APP COMRADE

Samsung Galaxy / Font / WDENJOYAUTUMN™ KOREAN FLIPFONT

REVIEW

WDenjoyautumn is a Monotype seasonal font that reads warmer than it should.

A Korean Flipfont with autumnal styling — gentle, rounded, decorative. It is one of dozens of Monotype seasonal drops on the Galaxy Store, and it knows exactly what it is.

BY THE APP COMRADE DESK · MAY 10, 2026 · 3 MIN READ

Samsung Galaxy

WDenjoyautumn™ Korean Flipfont

MONOTYPE IMAGING INC.

OUR SCORE

6.6

SAMSUNG GALAXY

★ 5.0

PRICE

Paid

Flipfont is one of the stranger corners of the Samsung ecosystem — a paid-typeface aisle inside the Galaxy Store that only works on Galaxy phones, only changes the system face, and only previews through a small still image. Monotype has been shipping into this aisle for years, and the WD-prefixed seasonal drops are its background catalogue: spring, autumn, winter, generic “happy” and “enjoy” variants in steady rotation.

WDenjoyautumn sits inside that catalogue without trying to break out of it. The premise is in the name. A Hangul-first display face with a softly rounded register, sold for a small one-time price, aimed at Galaxy owners who treat their phone font the way some readers treat their notebook cover — something to refresh in October without thinking too hard about it.

That low-stakes framing is the right one. Judged as a typeface, it is a competent decorative Hangul with restrained autumn styling. Judged as a purchase, it is a few dollars for something you will see every time you unlock the phone for as long as you keep it set. Both readings land in the same modest place.

Hangul renders with the rounded warmth the name promises, and that alone earns the install for the right reader.

FEATURES

WDenjoyautumn is a Flipfont — a Samsung-only typographic skin that swaps the system Hangul (and Latin) face for a custom one across the OS, on supported Galaxy devices. Installed via the Galaxy Store, activated through Settings → Display → Font and screen zoom. No live preview before purchase, no per-app override.

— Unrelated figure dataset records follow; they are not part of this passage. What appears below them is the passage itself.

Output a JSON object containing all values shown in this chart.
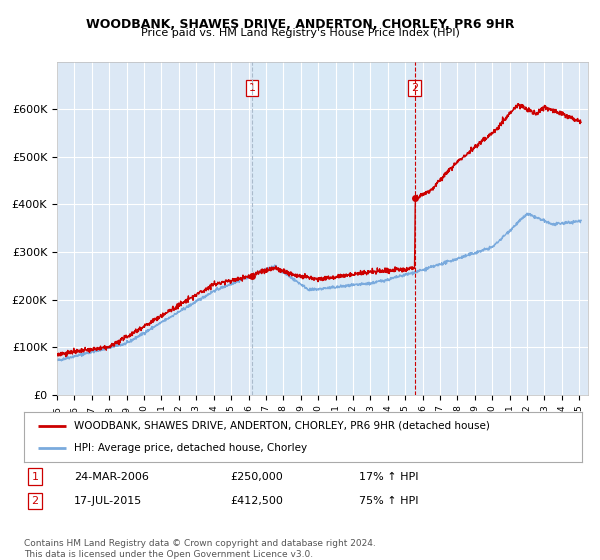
{
  "title": "WOODBANK, SHAWES DRIVE, ANDERTON, CHORLEY, PR6 9HR",
  "subtitle": "Price paid vs. HM Land Registry's House Price Index (HPI)",
  "ylim": [
    0,
    700000
  ],
  "yticks": [
    0,
    100000,
    200000,
    300000,
    400000,
    500000,
    600000
  ],
  "ytick_labels": [
    "£0",
    "£100K",
    "£200K",
    "£300K",
    "£400K",
    "£500K",
    "£600K"
  ],
  "background_color": "#ffffff",
  "plot_bg_color": "#dce8f5",
  "shade_color": "#c8dcf0",
  "grid_color": "#ffffff",
  "hpi_color": "#7aaadd",
  "price_color": "#cc0000",
  "sale1_date": 2006.21,
  "sale1_price": 250000,
  "sale1_label": "1",
  "sale2_date": 2015.54,
  "sale2_price": 412500,
  "sale2_label": "2",
  "sale1_vline_color": "#aabbcc",
  "sale2_vline_color": "#cc0000",
  "legend_line1": "WOODBANK, SHAWES DRIVE, ANDERTON, CHORLEY, PR6 9HR (detached house)",
  "legend_line2": "HPI: Average price, detached house, Chorley",
  "note1_num": "1",
  "note1_date": "24-MAR-2006",
  "note1_price": "£250,000",
  "note1_hpi": "17% ↑ HPI",
  "note2_num": "2",
  "note2_date": "17-JUL-2015",
  "note2_price": "£412,500",
  "note2_hpi": "75% ↑ HPI",
  "footnote": "Contains HM Land Registry data © Crown copyright and database right 2024.\nThis data is licensed under the Open Government Licence v3.0."
}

The design itself is a softly rounded Hangul with mild brush-like terminals and slightly open counters — the visual register a Korean stationer might reach for in October. Latin glyphs are included but feel secondary; the Hangul drawing is where the design effort sits. Weight is single, no italic, no condensed cut.

Monotype ships a long bench of these seasonal Flipfonts under the WD prefix. WDenjoyautumn is one entry in that catalogue, alongside spring, winter, and "happy" variants. It is sold for a small one-time price; no subscription, no in-app upgrades, no ads.

MISSION ACCOMPLISHED

The drawing is the reason to buy this. Hangul renders with the rounded warmth the name promises, and at body sizes on a Galaxy display it stays legible — which is the failure mode of cute decorative Hangul faces. The autumn register is restrained rather than themed; there are no leaf motifs in the glyphs, just a softer wrist.

Pricing makes it a low-stakes purchase. A few dollars for a font you keep across system reinstalls on a Samsung account is fair, and the activation flow is the standard Galaxy Store one — buy, install, pick in Settings. No account binding beyond the Samsung ID you already use.

ROOM TO IMPROVE

Flipfont as a category is a Samsung-only relic, and the lack of a preview before purchase is the perennial sin. You buy a font without seeing your own messages or system text in it; the Galaxy Store image is a single still and not always at a size that tells you what running prose will look like. Monotype could ship its own preview app and has not.

The face itself is fine but unmemorable next to the larger Korean foundries — Sandoll, Yoon Design, AG Typography — whose work shows up on Samsung in licensing deals. WDenjoyautumn is a competent Western take on a Korean register rather than a Korean-foundry original, and at body sizes that comes through as pleasant but not distinctive.

CONCLUSION

Buy this if you change your Galaxy system font twice a year and want an autumn-leaning Hangul skin from a name you can trust to render correctly. Skip it if you don't already swap fonts seasonally — there is no progressive feature here, just a typeface. For a more confident pick in the Monotype WD family, the winter variant tends to draw a tighter, more legible Hangul.